I have been in a time crunch lately - deadlines are looming, quilts have to be made, patterns written.  Many of you know just what I am talking about, maybe for different reasons.  When you want to make a quilt for a special event it helps to get yourself organized and accurate cutting is the first in a series of steps to get things done.

Much emphasis is put on cutting strips exactly straight by cutting perpendicular to the fold line.  This is still true of course, however, not as critical if shorter lengths of pieces are needed.  Below are the steps I used to cut out another version of one of my latest designs, a modern, two-color quilt which will be revealed in the coming weeks. The original quilt looks great “in person”, but didn’t photograph quite as well as I had hoped, so I decided on a do-over.

Step 1:  Fold the fabric back the way it came off the bolt.  Then fold it one more time so everything you cut is four-ply.  Scoot your fabric so the folds are parallel - as much as possible.  It helps to work with yardage that is about 1 yard.

Step 2:  Place the fabric with the double fold towards you.  Next line up your ruler perpendicular to that fold.  Just pick any horizontal line on your ruler and line it up on that fold. 

Step 3:  First cut:  Cut the width plus about 1/4 inch as indicated in the pattern.  Then take that strip and true up to the needed measurement.
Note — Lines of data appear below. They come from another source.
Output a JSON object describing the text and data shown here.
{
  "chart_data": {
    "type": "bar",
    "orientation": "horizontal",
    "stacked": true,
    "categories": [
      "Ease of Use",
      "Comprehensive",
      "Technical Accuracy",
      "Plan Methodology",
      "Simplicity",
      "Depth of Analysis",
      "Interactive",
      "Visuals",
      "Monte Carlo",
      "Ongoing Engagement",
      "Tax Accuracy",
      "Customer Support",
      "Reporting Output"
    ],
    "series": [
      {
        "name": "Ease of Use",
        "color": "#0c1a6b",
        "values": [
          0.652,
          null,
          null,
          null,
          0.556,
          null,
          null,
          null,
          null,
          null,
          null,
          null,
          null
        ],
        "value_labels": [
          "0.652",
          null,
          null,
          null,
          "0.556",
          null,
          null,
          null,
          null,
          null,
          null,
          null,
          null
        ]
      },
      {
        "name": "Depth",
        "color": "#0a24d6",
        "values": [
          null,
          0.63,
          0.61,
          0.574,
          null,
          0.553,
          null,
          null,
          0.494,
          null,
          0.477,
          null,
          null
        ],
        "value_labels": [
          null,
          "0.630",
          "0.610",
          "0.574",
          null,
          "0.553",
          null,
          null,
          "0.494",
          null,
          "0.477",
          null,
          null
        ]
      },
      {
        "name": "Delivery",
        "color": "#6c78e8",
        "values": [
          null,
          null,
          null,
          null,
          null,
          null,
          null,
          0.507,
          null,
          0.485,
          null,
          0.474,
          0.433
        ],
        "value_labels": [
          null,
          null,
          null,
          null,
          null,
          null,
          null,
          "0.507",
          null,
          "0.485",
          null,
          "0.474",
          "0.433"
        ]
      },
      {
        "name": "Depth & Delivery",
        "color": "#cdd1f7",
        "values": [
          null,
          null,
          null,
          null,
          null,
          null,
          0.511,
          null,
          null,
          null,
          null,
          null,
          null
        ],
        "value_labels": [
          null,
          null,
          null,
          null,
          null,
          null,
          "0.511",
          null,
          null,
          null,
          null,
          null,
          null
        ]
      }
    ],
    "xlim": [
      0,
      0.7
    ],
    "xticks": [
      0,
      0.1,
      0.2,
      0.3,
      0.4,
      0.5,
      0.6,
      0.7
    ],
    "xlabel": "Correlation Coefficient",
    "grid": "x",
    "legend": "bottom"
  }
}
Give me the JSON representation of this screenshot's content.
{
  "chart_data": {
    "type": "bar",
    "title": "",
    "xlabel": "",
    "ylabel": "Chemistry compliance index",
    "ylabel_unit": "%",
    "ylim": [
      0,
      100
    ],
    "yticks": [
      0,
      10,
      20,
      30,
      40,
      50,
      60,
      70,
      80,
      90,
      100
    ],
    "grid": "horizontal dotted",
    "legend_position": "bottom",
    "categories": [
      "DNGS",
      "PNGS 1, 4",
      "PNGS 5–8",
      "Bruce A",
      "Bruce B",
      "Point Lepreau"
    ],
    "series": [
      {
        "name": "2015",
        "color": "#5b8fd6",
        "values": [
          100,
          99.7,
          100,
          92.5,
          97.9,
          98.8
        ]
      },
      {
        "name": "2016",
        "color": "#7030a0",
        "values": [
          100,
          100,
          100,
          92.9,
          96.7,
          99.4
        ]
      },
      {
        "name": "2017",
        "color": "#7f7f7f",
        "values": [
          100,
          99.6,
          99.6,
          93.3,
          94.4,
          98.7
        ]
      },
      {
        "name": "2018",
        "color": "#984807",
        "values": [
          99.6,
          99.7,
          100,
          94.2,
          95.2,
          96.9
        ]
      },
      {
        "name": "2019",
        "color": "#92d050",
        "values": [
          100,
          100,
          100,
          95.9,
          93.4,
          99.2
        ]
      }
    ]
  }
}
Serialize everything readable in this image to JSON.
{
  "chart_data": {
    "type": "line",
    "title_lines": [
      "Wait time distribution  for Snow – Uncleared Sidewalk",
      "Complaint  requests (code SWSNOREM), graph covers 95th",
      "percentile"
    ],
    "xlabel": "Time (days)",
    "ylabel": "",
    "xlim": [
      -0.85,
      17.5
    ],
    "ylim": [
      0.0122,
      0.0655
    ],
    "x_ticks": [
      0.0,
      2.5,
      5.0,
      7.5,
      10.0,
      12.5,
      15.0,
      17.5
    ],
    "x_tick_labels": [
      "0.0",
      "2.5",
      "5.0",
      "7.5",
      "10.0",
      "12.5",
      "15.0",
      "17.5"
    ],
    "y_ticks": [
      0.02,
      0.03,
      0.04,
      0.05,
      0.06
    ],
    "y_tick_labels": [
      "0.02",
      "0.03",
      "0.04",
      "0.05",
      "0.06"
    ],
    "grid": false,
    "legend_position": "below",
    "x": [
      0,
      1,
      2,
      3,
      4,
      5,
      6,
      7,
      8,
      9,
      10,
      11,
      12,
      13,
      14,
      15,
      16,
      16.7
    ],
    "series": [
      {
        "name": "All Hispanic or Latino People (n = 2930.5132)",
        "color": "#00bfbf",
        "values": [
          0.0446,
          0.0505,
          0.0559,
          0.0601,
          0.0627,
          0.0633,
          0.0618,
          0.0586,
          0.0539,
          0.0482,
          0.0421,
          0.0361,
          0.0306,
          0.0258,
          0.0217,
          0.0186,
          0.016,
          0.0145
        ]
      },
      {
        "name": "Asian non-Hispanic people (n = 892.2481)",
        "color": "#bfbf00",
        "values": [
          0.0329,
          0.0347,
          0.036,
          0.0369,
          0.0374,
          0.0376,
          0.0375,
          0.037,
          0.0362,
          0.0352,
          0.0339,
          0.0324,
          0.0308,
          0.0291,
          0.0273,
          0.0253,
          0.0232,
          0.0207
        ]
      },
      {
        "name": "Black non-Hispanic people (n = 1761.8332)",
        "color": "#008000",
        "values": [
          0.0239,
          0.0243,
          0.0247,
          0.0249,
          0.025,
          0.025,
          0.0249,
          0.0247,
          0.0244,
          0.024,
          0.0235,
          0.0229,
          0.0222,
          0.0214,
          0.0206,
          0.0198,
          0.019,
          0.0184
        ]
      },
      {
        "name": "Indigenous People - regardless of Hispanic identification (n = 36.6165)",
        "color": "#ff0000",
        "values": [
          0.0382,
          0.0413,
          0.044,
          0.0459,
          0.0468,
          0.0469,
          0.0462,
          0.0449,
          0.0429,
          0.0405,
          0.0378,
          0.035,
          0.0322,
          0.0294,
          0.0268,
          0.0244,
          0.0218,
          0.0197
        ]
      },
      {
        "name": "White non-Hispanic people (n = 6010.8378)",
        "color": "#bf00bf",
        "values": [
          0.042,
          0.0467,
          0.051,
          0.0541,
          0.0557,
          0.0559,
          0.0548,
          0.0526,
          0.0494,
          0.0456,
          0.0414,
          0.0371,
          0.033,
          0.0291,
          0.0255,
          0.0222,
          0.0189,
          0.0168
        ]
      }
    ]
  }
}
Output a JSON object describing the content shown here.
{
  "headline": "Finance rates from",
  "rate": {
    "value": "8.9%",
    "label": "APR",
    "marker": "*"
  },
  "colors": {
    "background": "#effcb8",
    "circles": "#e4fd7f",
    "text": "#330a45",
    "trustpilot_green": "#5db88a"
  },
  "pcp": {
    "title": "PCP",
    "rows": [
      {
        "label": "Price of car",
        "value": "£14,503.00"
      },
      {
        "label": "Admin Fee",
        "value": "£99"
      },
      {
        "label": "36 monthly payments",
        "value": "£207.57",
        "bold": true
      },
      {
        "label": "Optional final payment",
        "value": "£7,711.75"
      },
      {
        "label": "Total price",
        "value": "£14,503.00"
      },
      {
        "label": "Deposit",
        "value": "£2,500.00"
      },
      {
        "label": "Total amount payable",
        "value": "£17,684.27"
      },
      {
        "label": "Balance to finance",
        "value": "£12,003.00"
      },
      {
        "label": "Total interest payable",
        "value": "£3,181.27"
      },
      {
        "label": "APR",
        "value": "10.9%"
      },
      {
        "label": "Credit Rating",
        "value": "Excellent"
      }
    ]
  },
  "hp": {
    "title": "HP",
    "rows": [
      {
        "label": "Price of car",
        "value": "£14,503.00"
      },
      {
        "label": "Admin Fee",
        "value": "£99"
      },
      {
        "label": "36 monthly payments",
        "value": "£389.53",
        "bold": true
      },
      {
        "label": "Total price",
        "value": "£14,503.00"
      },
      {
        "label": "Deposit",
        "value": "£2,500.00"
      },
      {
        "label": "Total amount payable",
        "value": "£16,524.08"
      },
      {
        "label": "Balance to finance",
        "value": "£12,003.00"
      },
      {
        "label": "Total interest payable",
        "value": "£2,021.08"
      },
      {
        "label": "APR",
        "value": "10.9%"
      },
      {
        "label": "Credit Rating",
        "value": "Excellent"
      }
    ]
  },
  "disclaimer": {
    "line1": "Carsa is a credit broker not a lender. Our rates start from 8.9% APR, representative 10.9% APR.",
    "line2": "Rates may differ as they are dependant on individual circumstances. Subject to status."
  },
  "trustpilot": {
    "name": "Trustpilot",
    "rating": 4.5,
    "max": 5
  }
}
Step 4:  Cut all the first strips as shown in the pattern and carefully stack them. 
My patterns all have tables.  One column indicates the strips to be cut, the adjacent right column indicates the sub or cross cuts for these strips.

Step 5:  Cross-cuts are made with the fabric still folded, which renders four-ply cuts and greatly speeds up the cutting process.  No need to unfold the strips if the cuts are smaller than 10 inches.

Step 6:  Take the resulting pieces and stack them up so you can count the little four-ply piles.  Check off your cuts with a pencil.

Step 7:  More specific to my dimensional patterns:  Some pieces (usually marked by the letter “f” after the piece to cut) will be folded in half as shown in the pattern and I like to get this done as soon as possible, so I can begin sewing - the real fun.

Of course it doesn’t hurt that I like to make piles and survey my orderly little fabric piles.  Just for right now - we are masters of our fabric universe.  

Feels good to have everything ready!